Múltiplos fatores podem influenciar as leituras medidas pelos tonómetros. Alguns fatores são inerentes ao tipo de tonómetro (tipo de sonda numa córnea com patologia extensa) e à técnica realizada (posição da cabeça), enquanto que outros não são controláveis pelo examinador, como por exemplo, a idade e o sexo (Gellat & MacKay, 1998).

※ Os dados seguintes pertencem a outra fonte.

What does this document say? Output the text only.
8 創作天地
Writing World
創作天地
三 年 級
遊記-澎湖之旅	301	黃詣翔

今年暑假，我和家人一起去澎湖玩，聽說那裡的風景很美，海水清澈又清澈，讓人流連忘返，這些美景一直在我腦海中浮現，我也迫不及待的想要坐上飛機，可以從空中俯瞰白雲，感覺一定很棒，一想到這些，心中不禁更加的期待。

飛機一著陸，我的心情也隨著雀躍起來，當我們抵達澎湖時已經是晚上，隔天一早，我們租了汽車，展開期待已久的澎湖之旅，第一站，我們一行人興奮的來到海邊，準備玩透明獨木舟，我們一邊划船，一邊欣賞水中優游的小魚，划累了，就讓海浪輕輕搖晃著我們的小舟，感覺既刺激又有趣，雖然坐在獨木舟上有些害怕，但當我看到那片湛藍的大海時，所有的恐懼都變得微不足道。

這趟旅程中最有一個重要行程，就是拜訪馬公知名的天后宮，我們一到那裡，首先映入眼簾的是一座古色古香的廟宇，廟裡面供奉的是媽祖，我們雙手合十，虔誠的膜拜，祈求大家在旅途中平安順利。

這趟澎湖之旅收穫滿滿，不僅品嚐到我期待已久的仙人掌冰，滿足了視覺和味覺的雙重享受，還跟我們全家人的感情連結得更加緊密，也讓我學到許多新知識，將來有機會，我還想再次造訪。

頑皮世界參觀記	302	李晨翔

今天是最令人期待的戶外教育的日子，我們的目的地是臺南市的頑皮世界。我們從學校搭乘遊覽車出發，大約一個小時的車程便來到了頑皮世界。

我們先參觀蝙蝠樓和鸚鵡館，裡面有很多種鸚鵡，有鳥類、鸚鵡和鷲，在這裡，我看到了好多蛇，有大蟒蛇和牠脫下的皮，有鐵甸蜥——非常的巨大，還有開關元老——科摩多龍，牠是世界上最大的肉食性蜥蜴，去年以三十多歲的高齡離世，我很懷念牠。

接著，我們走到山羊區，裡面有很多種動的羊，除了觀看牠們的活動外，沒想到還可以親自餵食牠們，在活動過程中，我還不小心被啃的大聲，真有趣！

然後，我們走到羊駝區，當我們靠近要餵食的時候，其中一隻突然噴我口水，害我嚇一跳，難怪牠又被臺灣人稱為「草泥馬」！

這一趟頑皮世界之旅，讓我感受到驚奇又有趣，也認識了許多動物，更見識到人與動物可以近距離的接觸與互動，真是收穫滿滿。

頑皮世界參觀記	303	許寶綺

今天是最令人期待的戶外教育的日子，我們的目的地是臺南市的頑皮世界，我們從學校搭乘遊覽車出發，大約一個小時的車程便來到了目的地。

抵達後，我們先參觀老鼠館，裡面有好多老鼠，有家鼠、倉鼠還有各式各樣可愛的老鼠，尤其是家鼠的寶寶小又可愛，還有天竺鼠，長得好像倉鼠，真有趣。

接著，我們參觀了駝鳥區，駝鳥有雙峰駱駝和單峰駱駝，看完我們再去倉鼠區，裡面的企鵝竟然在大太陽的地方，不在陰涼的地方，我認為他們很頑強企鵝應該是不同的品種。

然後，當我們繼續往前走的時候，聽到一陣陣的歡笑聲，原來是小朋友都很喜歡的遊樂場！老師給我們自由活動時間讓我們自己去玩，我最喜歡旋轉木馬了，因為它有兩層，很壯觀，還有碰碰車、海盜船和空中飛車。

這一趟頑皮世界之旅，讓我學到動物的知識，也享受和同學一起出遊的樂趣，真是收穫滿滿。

Em animais cooperantes, os principais fatores que influenciam a PIO resultam da inexperiência e do uso impróprio do equipamento ou de um processo patológico que esteja a afetar um ou os dois olhos. É importante realizar a tonometria antes da aplicação de agentes midriáticos tópicos, como a fenilefrina e a tropicamida, uma vez que estes têm um potencial efeito na PIO (Featherstone & Heinrich, 2013).

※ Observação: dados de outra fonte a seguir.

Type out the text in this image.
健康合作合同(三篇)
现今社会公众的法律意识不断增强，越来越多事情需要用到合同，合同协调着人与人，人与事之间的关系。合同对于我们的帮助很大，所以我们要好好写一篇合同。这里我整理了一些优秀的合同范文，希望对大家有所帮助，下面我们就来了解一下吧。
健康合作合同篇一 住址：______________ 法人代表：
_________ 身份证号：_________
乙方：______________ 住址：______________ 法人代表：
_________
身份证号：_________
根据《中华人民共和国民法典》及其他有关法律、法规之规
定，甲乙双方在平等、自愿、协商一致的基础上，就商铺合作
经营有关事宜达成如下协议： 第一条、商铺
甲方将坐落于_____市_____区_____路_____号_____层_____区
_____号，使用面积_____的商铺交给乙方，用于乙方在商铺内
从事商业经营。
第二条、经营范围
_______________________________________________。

O efeito da sedação e da anestesia geral são fatores importantes a considerar na medição da PIO. Graffari et al. (2010) não encontraram nenhum efeito estatisticamente significativo da combinação de quetamina com midazolam na PIO, no entanto verificou-se uma tendência para o seu aumento. Estes resultados foram diferentes dos resultados de Hofmeister et al. (2006) que constataram aumento significativo da PIO quando utilizada a quetamina. A mesma equipa, em 2008 e 2009, reportou um aumento significativo da PIO causado pelo propofol. Almeida et al. (2004) não encontraram qualquer relação entre a PIO e o uso de sevoflurano e desflurano. A sedação com medetomidina e atipamazole em Golden Retriviers saudáveis não demonstrou ter qualquer efeito sobre a PIO (Wallin-Hakanson & Wallin-Hakanson, 2001).

O efeito da manipulação das pálpebras e a compressão da veia jugular resultante de uma contenção excessiva ou de um colar isabelino demasiado apertado, pode elevar erradamente a PIO, particularmente em cães de raças braquicefálicas ou cães com olhos mais salientes (Klein et al., 2011).

O efeito da posição do corpo sobre a PIO em cães saudáveis foi avaliado por Broadwater et al. (2008), por tonometria de aplanação, tendo concluído a necessidade

de manter a posição do animal durante a medição da PIO e de, nas medições seguintes, usar o mesmo posicionamento. Durante o exame, a PIO não se alterou em cães que se mantinham em decúbito esternal sugerindo que esta é a posição que permite medições repetidas mais consistentes da PIO.

O estudo mais recente sobre o efeito da idade na PIO em cães é o de Mughannam et al. (2004) realizado a Labradores Retriever, em que as medições da PIO foram menores nos animais às 6 semanas de idade do que aos 14 meses, no entanto esta diferença não foi estatisticamente significativa. Gellat e Mackay (1998) reportaram uma redução da PIO de cerca de 2 a 4 mmHg à medida que a idade aumenta em cães entre os 2 e os 6 anos de idade.

Apesar de grande parte dos estudos em cães demonstrarem que o sexo não tem qualquer efeito na PIO, nos leões machos esta é significativamente mais alta do que nas fêmeas. Foi demonstrado também que o estado reprodutivo tem um efeito significativo na PIO em gatos e em leões, verificando-se um aumento da mesma em animais na fase lútea, quando os níveis de progesterona se encontram aumentados (Ofri et al., 1998; Ofri et al., 1999).

O ritmo circadiano afeta a PIO no cão. Martin-Suárez et al. (2014) concluiram que a PIO e a ECC em cães de raça Beagle tem uma variação diurna com valores mais elevados de manhã em comparação com os valores medidos ao final do dia, com uma correlação significativa entre ambos.

Em Medicina Humana, tem vindo a ser demonstrado uma relação entre a espessura da córnea e a PIO (Iliev et al., 2006). Também em Medicina Veterinária, Park

et al. (2011) sugeriram que, em Beagles, por cada aumento de 100 m na espessura da córnea, a PIO aumenta 1 mm Hg com o TonoPen® e 2 mm Hg com o TonoVet®.